I got into the hobby 2-3 years ago with my Fluval Edge and haven't really gone as far as adding some plants here and there. Over time my tank has started to look boring and outdated. So, I need help and suggestions with planning my new aquascape. 

I have been looking into Iwagumi style scapes and love the simple aesthetic, but I have a few questions regarding the possible limitations with my current setup. I have a Fluval Edge (6g) w/ the "upgraded" 42 LED light that usually comes with the 12g Fluval Edge. I do not have any CO2 setup but my friend has a Fluval Mini CO2 system that he isn't using that he's willing to give me to start. I have also read up on creating a DIY Paintball system but I'm having a hard figuring out what parts I need and getting around the expensive regulators.

I would like to have a nice carpeting plant but HC seems out of my tanks league with the semi-stock light but Monte Carlo was recommended a few times. Anyone have any other suggestions for carpeting plants? I currently use Fluval Stratum as my substrate and I'm wondering if I should stick with it or change to something else that will help benefit my plants more. Is it a requirement to use nutrients/fertilizers, if so what should I be looking into?

Thanks for taking the time to help me out!

TL;DR

Looking to redo Fluval Edge (6g), currently have a 42 LED light taken from a 12g Fluval Edge and I'm using Fluval Stratum substrate.

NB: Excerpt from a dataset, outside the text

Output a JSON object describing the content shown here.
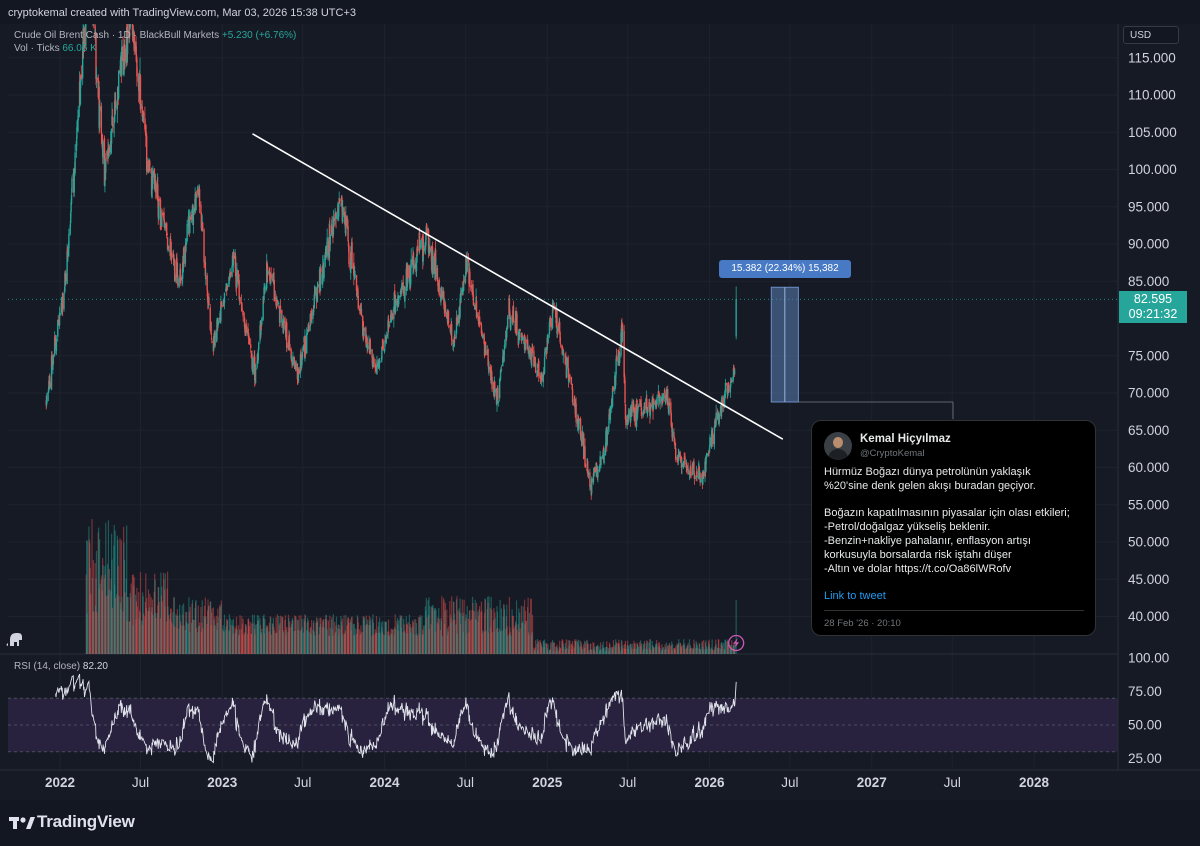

Looking for info/suggestions on the following:

Limitations using with my current setup (tank, lighting, substrate, possibility of CO2, use of nutrients/fertilizers)
Any tips or info regarding a DIY Paintball CO2 System (Any suggestions for "cheap regulators")
What kind of carpeting plant I should look into (Is it possible to grow HC or Monte Carlo?)


----------